Notation:
NUM – fixed point integer values with a sign, accuracy of the type signed long int (32 bits)
STRING – alpha-numeric string embraced with double quotation sign (”)
IDENT – variable identifier (string, standard naming convention)
Other key words: and, or, not, if, then, else, while, do, print, readint, readstr, begin, end, exit, substring, length, position, concatenate.
The language grammar:
*** arithmetic operators
num_op = "+" | "-" | "*" | "/" | "%"
*** numerical expression, which value is a number
num_expr = NUM | IDENT
| "readint"
| "-" num_expr
| num_expr num_op num_expr
| "(" num_expr ")"
| "length(" str_expr ")"
| "position(" str_expr "," str_expr ")"
*** expression, which value is a string
str_expr = STRING | IDENT
| "readstr"
| "concatenate(" str_expr "," str_expr ")"
| "substring(" str_expr "," num_expr "," num_expr ")"
*** logical operators
bool_op = "and" | "or"
*** logical relations
num_rel = "=" | "<" | "<=" | ">" | ">=" | "<>"
str_rel = "==" | "!="
bool_expr = "true" | "false"
| "(" bool_expr ")"
| "not" bool_expr
| bool_expr bool_op bool_expr
| num_expr num_rel num_expr
| str_expr str_rel str_expr
*** basic constucts
simple_instr = assign_stat
| if_stat
| while_stat
| "begin" instr "end"
| output_stat
| "exit"
*** instuction sequence
instr = instr ";" simple_instr | simple_instr
*** assignment assign_stat = IDENT ":=" num_expr
| IDENT ":=" str_expr
*** conditional statement
if_stat = "if" bool_expr "then" simple_instr
| "if" bool_expr "then" simple_instr "else" simple_instr
*** "while" loop
while_stat = "while" bool_expr "do" simple_instr
| "do" simple_instr "while" bool_expr
*** printing to the screen
output_stat = "print(" num_expr ")"
| "print(" str_expr ")"
*** progam itself
program = instr
Additional explanations:
• There are two data types – integer values with the sign (with a range corresponding to signed int), and strings (corresponding to char*).

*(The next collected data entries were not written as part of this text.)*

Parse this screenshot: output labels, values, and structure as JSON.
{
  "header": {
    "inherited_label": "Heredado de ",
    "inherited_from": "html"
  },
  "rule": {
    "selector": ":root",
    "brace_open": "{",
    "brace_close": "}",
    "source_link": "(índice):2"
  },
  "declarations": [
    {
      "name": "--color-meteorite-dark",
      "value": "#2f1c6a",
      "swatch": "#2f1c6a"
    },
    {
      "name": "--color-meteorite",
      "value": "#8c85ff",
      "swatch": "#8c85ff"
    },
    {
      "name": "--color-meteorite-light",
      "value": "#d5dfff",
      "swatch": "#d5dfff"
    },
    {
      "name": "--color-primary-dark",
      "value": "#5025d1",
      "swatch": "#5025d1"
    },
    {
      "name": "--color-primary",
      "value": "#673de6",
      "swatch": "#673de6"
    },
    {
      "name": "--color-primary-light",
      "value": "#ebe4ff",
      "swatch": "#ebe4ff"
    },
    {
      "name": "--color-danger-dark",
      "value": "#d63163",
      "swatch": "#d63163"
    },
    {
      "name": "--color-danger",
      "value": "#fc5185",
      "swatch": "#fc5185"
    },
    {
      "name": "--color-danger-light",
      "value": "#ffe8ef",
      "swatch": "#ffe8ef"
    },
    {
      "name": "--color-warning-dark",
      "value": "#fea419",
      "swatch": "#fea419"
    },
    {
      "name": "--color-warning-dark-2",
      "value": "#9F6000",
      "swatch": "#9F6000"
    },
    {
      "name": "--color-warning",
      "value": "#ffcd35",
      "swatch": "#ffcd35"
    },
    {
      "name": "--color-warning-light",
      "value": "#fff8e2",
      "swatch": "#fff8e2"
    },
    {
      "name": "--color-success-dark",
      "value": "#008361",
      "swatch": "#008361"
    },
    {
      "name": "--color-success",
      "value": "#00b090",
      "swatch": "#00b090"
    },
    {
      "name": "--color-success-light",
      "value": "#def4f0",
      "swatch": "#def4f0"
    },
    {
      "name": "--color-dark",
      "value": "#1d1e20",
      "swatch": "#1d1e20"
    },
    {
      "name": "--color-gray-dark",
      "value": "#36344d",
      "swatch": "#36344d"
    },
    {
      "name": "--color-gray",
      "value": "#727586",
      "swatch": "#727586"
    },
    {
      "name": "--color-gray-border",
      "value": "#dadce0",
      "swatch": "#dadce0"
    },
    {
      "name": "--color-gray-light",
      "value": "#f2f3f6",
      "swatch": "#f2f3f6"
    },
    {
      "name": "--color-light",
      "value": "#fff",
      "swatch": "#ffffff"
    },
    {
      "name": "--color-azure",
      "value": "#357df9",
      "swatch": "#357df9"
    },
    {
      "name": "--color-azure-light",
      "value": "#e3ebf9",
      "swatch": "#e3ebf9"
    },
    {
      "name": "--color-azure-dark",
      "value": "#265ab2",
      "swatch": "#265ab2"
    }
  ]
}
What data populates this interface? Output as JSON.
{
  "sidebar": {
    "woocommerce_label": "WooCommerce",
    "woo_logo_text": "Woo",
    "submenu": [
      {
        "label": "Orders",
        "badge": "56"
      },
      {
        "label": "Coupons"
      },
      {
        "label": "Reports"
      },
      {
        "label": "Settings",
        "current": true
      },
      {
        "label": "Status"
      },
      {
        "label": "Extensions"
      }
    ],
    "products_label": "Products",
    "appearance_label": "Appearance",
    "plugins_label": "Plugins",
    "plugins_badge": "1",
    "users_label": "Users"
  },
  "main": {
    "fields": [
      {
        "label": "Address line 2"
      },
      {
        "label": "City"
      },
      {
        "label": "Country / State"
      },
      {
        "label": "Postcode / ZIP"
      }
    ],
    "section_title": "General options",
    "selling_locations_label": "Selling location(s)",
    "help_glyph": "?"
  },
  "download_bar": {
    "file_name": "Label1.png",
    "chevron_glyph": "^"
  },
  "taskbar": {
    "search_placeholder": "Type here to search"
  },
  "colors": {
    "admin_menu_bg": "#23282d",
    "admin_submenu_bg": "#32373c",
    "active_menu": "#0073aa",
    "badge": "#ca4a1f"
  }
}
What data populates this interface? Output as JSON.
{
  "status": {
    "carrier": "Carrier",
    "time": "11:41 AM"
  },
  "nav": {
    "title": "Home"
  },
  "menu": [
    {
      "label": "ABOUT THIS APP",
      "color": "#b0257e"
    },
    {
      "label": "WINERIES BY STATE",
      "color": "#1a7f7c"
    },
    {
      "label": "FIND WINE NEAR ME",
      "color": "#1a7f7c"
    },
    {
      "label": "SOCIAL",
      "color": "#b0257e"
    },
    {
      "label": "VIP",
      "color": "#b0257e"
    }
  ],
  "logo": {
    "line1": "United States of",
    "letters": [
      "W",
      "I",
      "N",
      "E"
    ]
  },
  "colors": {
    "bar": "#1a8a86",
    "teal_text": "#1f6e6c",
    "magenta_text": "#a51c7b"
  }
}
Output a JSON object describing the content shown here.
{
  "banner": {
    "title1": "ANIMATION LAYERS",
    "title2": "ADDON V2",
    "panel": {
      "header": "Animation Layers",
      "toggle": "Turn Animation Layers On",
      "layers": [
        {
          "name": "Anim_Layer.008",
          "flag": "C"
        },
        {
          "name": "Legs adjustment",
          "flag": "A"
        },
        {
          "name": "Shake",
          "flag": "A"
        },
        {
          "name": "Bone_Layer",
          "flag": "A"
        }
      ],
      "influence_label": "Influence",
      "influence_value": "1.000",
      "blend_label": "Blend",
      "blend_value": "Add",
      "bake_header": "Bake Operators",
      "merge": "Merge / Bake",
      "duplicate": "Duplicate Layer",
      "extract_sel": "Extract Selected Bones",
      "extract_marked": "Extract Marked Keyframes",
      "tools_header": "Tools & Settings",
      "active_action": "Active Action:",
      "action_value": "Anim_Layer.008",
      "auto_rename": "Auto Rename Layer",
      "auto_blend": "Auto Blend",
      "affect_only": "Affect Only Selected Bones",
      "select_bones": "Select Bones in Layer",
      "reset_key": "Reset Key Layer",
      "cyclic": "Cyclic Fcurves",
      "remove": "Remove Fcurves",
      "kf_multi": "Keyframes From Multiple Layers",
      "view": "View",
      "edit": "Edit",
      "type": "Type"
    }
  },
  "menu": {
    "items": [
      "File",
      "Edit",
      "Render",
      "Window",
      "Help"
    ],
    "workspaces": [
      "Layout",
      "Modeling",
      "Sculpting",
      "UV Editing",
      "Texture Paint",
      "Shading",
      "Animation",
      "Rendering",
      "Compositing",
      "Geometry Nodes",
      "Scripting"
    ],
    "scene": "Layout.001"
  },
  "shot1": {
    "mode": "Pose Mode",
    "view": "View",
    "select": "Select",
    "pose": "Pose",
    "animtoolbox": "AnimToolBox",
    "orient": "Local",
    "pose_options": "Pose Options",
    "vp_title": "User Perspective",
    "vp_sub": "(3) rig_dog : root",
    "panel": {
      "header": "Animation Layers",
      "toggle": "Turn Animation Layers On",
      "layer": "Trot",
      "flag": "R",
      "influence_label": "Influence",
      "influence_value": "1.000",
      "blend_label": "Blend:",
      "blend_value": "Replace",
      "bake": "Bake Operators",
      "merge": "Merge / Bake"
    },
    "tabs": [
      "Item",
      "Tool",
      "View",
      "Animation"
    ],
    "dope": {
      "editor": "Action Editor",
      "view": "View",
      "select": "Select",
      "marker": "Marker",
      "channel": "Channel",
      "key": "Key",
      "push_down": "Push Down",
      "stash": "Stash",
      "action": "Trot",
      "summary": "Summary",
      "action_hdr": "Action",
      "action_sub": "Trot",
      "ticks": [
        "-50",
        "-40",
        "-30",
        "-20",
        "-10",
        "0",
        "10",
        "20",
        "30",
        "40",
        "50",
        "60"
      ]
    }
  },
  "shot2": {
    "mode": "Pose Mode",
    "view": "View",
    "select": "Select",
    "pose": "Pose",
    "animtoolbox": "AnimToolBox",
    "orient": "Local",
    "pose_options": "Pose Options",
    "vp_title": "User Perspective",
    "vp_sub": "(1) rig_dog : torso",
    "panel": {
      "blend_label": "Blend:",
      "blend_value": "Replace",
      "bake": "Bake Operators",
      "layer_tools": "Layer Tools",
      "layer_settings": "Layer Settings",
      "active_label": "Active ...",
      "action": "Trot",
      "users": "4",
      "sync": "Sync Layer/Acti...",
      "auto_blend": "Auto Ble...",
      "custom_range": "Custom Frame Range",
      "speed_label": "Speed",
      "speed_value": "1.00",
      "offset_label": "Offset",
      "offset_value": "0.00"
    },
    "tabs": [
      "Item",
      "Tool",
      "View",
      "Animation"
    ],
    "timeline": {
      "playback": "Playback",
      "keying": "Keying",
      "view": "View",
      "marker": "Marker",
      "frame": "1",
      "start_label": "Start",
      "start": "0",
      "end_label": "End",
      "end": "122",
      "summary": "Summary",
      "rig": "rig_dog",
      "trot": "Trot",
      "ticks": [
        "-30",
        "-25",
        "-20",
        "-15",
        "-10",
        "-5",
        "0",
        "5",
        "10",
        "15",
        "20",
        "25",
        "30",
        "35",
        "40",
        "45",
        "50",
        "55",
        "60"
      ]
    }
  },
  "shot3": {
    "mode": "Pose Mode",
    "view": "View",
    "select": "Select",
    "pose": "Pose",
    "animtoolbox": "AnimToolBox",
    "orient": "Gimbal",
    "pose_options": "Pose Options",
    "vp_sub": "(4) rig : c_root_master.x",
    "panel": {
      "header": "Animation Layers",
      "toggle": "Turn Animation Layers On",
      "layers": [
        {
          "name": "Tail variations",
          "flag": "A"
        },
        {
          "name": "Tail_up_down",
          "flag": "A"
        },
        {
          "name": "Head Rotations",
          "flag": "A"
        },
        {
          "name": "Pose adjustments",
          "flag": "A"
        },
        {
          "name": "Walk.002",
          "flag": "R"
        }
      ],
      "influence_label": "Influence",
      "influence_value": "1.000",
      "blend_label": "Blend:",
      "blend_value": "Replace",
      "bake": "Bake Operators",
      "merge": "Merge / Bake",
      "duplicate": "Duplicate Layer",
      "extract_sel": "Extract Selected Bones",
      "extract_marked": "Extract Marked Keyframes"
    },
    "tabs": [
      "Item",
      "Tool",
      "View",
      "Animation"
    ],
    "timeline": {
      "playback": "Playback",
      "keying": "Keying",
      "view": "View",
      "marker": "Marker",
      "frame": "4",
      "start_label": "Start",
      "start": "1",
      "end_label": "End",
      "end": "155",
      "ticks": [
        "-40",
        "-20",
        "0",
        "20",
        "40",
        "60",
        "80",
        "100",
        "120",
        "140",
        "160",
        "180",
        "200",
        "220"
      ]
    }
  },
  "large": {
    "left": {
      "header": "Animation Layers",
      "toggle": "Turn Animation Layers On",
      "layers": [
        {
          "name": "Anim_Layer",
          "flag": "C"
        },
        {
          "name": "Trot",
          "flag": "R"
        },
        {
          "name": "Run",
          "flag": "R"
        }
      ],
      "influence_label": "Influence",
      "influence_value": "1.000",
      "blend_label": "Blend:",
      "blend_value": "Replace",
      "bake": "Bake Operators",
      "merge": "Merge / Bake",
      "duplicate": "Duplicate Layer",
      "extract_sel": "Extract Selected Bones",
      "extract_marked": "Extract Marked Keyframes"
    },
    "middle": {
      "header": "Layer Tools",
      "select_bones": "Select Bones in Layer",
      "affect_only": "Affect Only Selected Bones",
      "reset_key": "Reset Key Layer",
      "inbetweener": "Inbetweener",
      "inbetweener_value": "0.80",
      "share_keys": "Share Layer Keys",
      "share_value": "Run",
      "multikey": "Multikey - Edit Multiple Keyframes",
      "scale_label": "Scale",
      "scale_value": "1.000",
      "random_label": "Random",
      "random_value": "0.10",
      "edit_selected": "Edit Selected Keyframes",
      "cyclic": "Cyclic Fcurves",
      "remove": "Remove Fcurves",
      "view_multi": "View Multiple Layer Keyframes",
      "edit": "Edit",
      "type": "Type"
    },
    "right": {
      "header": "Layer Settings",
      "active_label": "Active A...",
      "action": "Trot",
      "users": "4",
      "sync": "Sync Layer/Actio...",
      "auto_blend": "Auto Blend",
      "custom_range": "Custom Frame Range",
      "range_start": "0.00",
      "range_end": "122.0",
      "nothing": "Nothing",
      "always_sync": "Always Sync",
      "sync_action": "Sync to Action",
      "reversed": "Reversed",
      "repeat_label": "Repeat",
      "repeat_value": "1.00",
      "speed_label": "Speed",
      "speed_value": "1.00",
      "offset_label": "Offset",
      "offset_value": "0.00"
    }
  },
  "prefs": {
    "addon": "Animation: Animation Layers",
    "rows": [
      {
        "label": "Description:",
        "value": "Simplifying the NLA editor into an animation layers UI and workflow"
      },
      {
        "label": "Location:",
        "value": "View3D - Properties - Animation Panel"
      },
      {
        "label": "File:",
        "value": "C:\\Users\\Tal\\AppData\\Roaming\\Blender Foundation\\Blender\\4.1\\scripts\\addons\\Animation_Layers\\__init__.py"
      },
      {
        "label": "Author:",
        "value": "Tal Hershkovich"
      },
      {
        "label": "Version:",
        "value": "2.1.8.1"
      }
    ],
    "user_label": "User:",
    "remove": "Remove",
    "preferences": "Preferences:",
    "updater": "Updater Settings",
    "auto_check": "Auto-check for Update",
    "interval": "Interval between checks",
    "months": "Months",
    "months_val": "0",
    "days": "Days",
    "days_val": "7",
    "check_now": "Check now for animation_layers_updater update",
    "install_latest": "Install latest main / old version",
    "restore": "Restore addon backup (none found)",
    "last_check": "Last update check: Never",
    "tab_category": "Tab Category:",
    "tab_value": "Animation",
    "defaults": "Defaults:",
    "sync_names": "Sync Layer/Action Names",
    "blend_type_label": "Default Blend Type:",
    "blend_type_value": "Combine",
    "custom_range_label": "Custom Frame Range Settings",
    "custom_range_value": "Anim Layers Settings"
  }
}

The variables are not declarable, the first usage determines the type (uninitialized numerical value equals to 0, uninitialized string contains an empty string). Checking the datatype should be done at usage.
• The function length(string) – returns an integer equal to the length of string being the parameter. The length of an empty string is 0.
• The function concatenate(string1,string2) – returns a string being the concatenation of strings given as parameters.
• The function substring(string1,pos,length) – returns a substring of the string given as the first parameter, starting at position pos (positive integer) and of length at most length (positive integer). Positions are counted from 1. For incorrect value of the pos parameter (less then 1 or greater than the string length) or a non-positive value of the length parameter, the function returns an empty string. If the value of length to big (pos+length-1>length(string)), a sufix of the parameter is returned.
• The function position(string1,string2) – returns an integer denoting the first occurrence of the substring string2 in the string string1, if only string2 is included in string1. Otherwise, 0 is returned.
• The function print(expr) prints a result of an expression being the parameter t the standard output (the screen).
• The function readint is used to input an integer from the keyboard. Its result is the read value (it can be assigned to a variable or used directly in the code).
• The function readstr is used to input a sting from the keyboard. Its result is the read value (it can be assigned to a variable or used directly in the code).
How to run:
- chmod +x boot.sh
- ./boot.sh
boot.sh contains all necessary steps to run the program.
lcalc.flex - lexical parser
ycalc.cup - grammer parser
test.txt - example code of the program
Main.java - contains all necessary Java classes for CUP parsing and all operations.
boot.sh - boot file
jflex-1.6.1 - directory with JFlex
java-cup-11b.jar - CUP
java-cup-11b-runtime.jar - Also CUP